Com efeito, enquanto no acórdão recorrido se decidiu que a nulidade prevista no artigo 363.º do Código de Processo Penal deve ser arguida perante o tribunal da 1.ª instância, sob pena de sanação, já o acórdão fundamento decidiu que a mesma nulidade pode ser arguida, em recurso, perante a relação. Concluiu-se, por conseguinte, revelarem «os acórdãos recorrido e fundamento decisões expressas e antagónicas sobre a mesma questão fundamental de direito: a de saber se a nulidade prevista no artigo 363.º do Código de Processo Penal deve ser arguida perante o tribunal da 1ª instância, sob pena de sanação, ou se pode, ainda, ser arguida, em recurso, perante a relação».

1.2.

No processo n.º 419/11.1TAFAF, no recurso interposto para a relação, o arguido AA, além do mais, arguiu a nulidade prevista no artigo 363.º do Código de Processo Penal consistente na deficiência da gravação da prova dado o depoimento de certas testemunhas se encontrar totalmente inaudível e imperceptível.

A relação, quanto a essa questão, decidiu que «a nulidade apontada devia ter sido arguida perante o tribunal a quo, e da decisão sobre a mesma, dessa sim, é que caberia recurso» para a relação.

Mostrando-se, ainda, esclarecido que «o recorrente tinha o prazo de 10 dias após a detecção do vício para ter ido solicitar a sanação do mesmo, sendo certo que, na prática, tal prazo, por impossibilidade de prova do contrário, sempre se terá por extensível até ao último dia do prazo de recurso, in casu, o de 30 dias, pois é possível que só no último dia do prazo de recurso o recorrente, ao pretender ouvir a prova gravada se aperceba da inexistência ou deficiência da gravação. «Além disso, o que está em causa é o prejuízo, por falta de instrumentos, para o direito de defesa, e nunca, como invoca o recorrente, algo que inquina o julgamento da matéria de facto e influi decisivamente no exame e na decisão da causa.» No processo n.º 102/07.2GAAFE, o arguido, no recurso interposto para a relação, suscitou a questão da deficiência da gravação da prova por ter sido omitida a gravação de determinado depoimento.

Vindo a relação, nesse ponto, a decidir que a imperceptibilidade da gravação – parcial ou totalmente não audível – deve ser equiparada à falta absoluta de documentação, consubstanciando a nulidade a que se refere o artigo 363.º do CPP, a qual pode ser arguida em sede de recurso.

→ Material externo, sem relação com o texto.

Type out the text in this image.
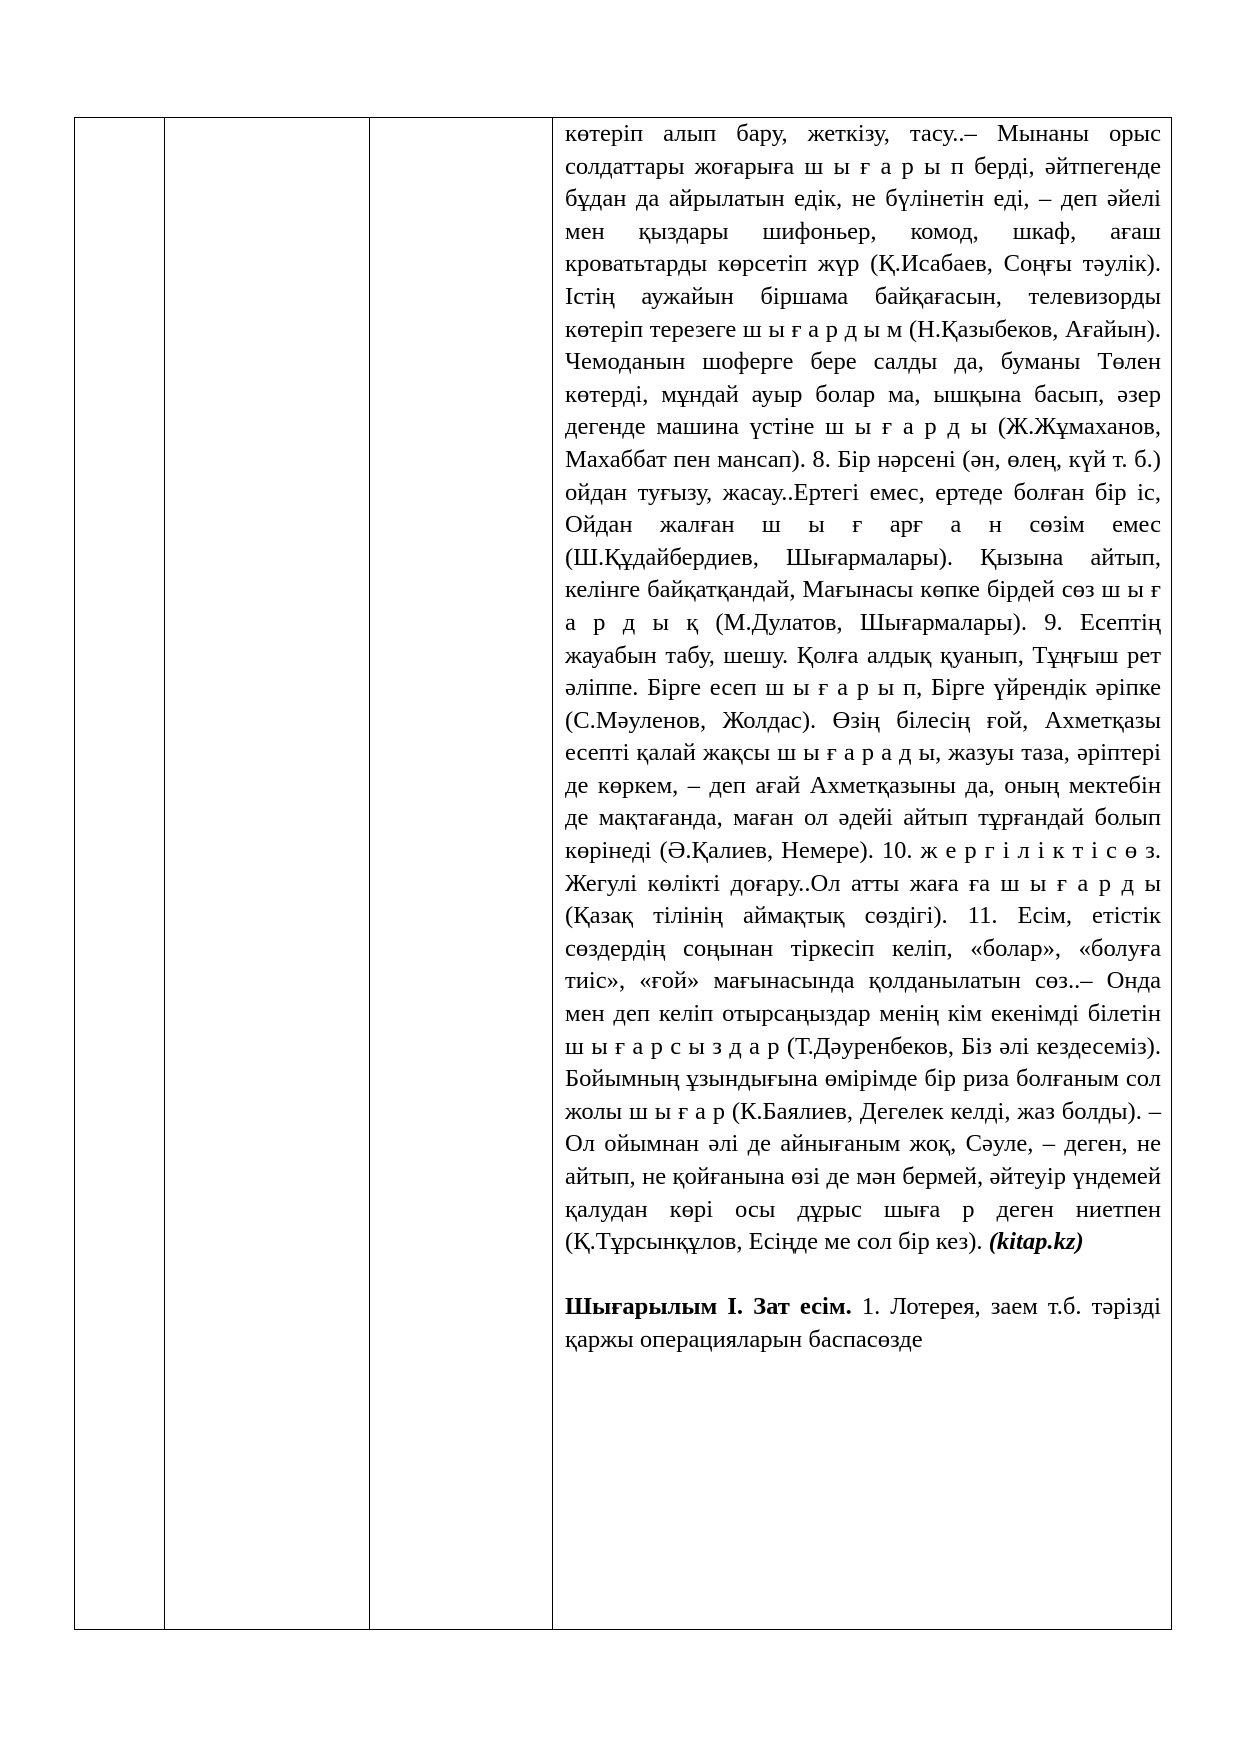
көтеріп алып бару, жеткізу, тасу..– Мынаны орыс солдаттары жоғарыға ш ы ғ а р ы п берді, әйтпегенде бұдан да айрылатын едік, не бүлінетін еді, – деп әйелі мен қыздары шифоньер, комод, шкаф, ағаш кроватьтарды көрсетіп жүр (Қ.Исабаев, Соңғы тәулік). Істің аужайын біршама байқағасын, телевизорды көтеріп терезеге ш ы ғ а р д ы м (Н.Қазыбеков, Ағайын). Чемоданын шоферге бере салды да, буманы Төлен көтерді, мұндай ауыр болар ма, ышқына басып, әзер дегенде машина үстіне ш ы ғ а р д ы (Ж.Жұмаханов, Махаббат пен мансап). 8. Бір нәрсені (ән, өлең, күй т. б.) ойдан туғызу, жасау..Ертегі емес, ертеде болған бір іс, Ойдан жалған ш ы ғ арғ а н сөзім емес (Ш.Құдайбердиев, Шығармалары). Қызына айтып, келінге байқатқандай, Мағынасы көпке бірдей сөз ш ы ғ а р д ы қ (М.Дулатов, Шығармалары). 9. Есептің жауабын табу, шешу. Қолға алдық қуанып, Тұңғыш рет әліппе. Бірге есеп ш ы ғ а р ы п, Бірге үйрендік әріпке (С.Мәуленов, Жолдас). Өзің білесің ғой, Ахметқазы есепті қалай жақсы ш ы ғ а р а д ы, жазуы таза, әріптері де көркем, – деп ағай Ахметқазыны да, оның мектебін де мақтағанда, маған ол әдейі айтып тұрғандай болып көрінеді (Ә.Қалиев, Немере). 10. ж е р г і л і к т і с ө з. Жегулі көлікті доғару..Ол атты жаға ға ш ы ғ а р д ы (Қазақ тілінің аймақтық сөздігі). 11. Есім, етістік сөздердің соңынан тіркесіп келіп, «болар», «болуға тиіс», «ғой» мағынасында қолданылатын сөз..– Онда мен деп келіп отырсаңыздар менің кім екенімді білетін ш ы ғ а р с ы з д а р (Т.Дәуренбеков, Біз әлі кездесеміз). Бойымның ұзындығына өмірімде бір риза болғаным сол жолы ш ы ғ а р (К.Баялиев, Дегелек келді, жаз болды). – Ол ойымнан әлі де айнығаным жоқ, Сәуле, – деген, не айтып, не қойғанына өзі де мән бермей, әйтеуір үндемей қалудан көрі осы дұрыс шыға р деген ниетпен (Қ.Тұрсынқұлов, Есіңде ме сол бір кез). (kitap.kz)

Шығарылым І. Зат есім. 1. Лотерея, заем т.б. тәрізді қаржы операцияларын баспасөзде
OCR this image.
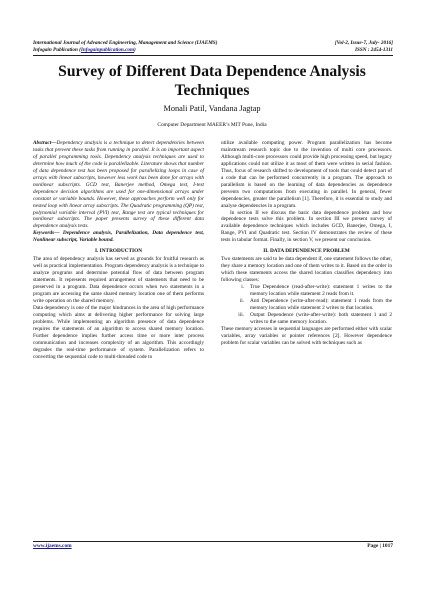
International Journal of Advanced Engineering, Management and Science (IJAEMS)	[Vol-2, Issue-7, July- 2016]
Infogain Publication (Infogainpublication.com)	ISSN : 2454-1311
Survey of Different Data Dependence Analysis
Techniques
Monali Patil, Vandana Jagtap
Computer Department MAEER’s MIT Pune, India

Abstract—Dependency analysis is a technique to detect dependencies between tasks that prevent these tasks from running in parallel. It is an important aspect of parallel programming tools. Dependency analysis techniques are used to determine how much of the code is parallelizable. Literature shows that number of data dependence test has been proposed for parallelizing loops in case of arrays with linear subscripts, however less work has been done for arrays with nonlinear subscripts. GCD test, Banerjee method, Omega test, I-test dependence decision algorithms are used for one-dimensional arrays under constant or variable bounds. However, these approaches perform well only for nested loop with linear array subscripts. The Quadratic programming (QP) test, polynomial variable interval (PVI) test, Range test are typical techniques for nonlinear subscripts. The paper presents survey of these different data dependence analysis tests.

Keywords— Dependence analysis, Parallelization, Data dependence test, Nonlinear subscript, Variable bound.

I. INTRODUCTION

The area of dependency analysis has served as grounds for fruitful research as well as practical implementation. Program dependency analysis is a technique to analyze programs and determine potential flow of data between program statements. It represents required arrangement of statements that need to be preserved in a program. Data dependence occurs when two statements in a program are accessing the same shared memory location one of them performs write operation on the shared memory.

Data dependency is one of the major hindrances in the area of high performance computing which aims at delivering higher performance for solving large problems. While implementing an algorithm presence of data dependence requires the statements of an algorithm to access shared memory location. Further dependence implies further access time or more inter process communication and increases complexity of an algorithm. This accordingly degrades the real-time performance of system. Parallelization refers to converting the sequential code to multi-threaded code to

utilize available computing power. Program parallelization has become mainstream research topic due to the invention of multi core processors. Although multi-core processors could provide high processing speed, but legacy applications could not utilize it as most of them were written in serial fashion. Thus, focus of research shifted to development of tools that could detect part of a code that can be performed concurrently in a program. The approach to parallelism is based on the learning of data dependencies as dependence prevents two computations from executing in parallel. In general, fewer dependencies, greater the parallelism [1]. Therefore, it is essential to study and analyse dependencies in a program.

In section II we discuss the basic data dependence problem and how dependence tests solve this problem. In section III we present survey of available dependence techniques which includes GCD, Banerjee, Omega, I, Range, PVI and Quadratic test. Section IV demonstrates the review of these tests in tabular format. Finally, in section V, we present our conclusion.

II. DATA DEPENDENCE PROBLEM

Two statements are said to be data dependent if, one statement follows the other, they share a memory location and one of them writes to it. Based on the order in which these statements access the shared location classifies dependency into following classes:

i.	True Dependence (read-after-write): statement 1 writes to the memory location while statement 2 reads from it.
ii.	Anti Dependence (write-after-read): statement 1 reads from the memory location while statement 2 writes to that location.
iii.	Output Dependence (write-after-write): both statement 1 and 2 writes to the same memory location.

These memory accesses in sequential languages are performed either with scalar variables, array variables or pointer references [2]. However dependence problem for scalar variables can be solved with techniques such as

www.ijaems.com	Page | 1017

Sustentando-se o seguinte, quanto ao regime de arguição da nulidade prevista no artigo 363.º do Código de Processo Penal: «(…) posto que não consta do elenco das nulidades insanáveis (cfr. artigo 119.º do CPP), o seu regime decorre do estipulado no artigo 120.º, n.º 1, do mesmo diploma, e porque não sobressai dos casos específicos enumerados nas várias alíneas do n.º 3 deste último preceito citado (seria descabido enquadrá-lo na alínea a) pois que, como é sabido, e com excepção do funcionário que esteja a proceder às gravações, é impossível o controle permanente do estado da gravação, ao menos para os demais sujeitos processuais e, por isso, seria incoerente exigir que a questão fosse suscitada no acto) cremos que tal nulidade poderá ser suscitada em sede de recurso.

«Na verdade, entendemos também que não será exigível para as partes suscitarem tal questão no prazo supletivo a que alude o artigo 105.º, n.º 1, do CPP, ou seja, e em bom rigor, nos dez dias subsequentes à respectiva audiência, isto é, à sessão em que a testemunha em causa foi inquirida, mesmo que após o “terminus” de cada sessão se tenham solicitado e obtido cópias das correspondentes gravações.

«De facto e mesmo que os sujeitos processuais se tenham precavido antecipadamente providenciando e...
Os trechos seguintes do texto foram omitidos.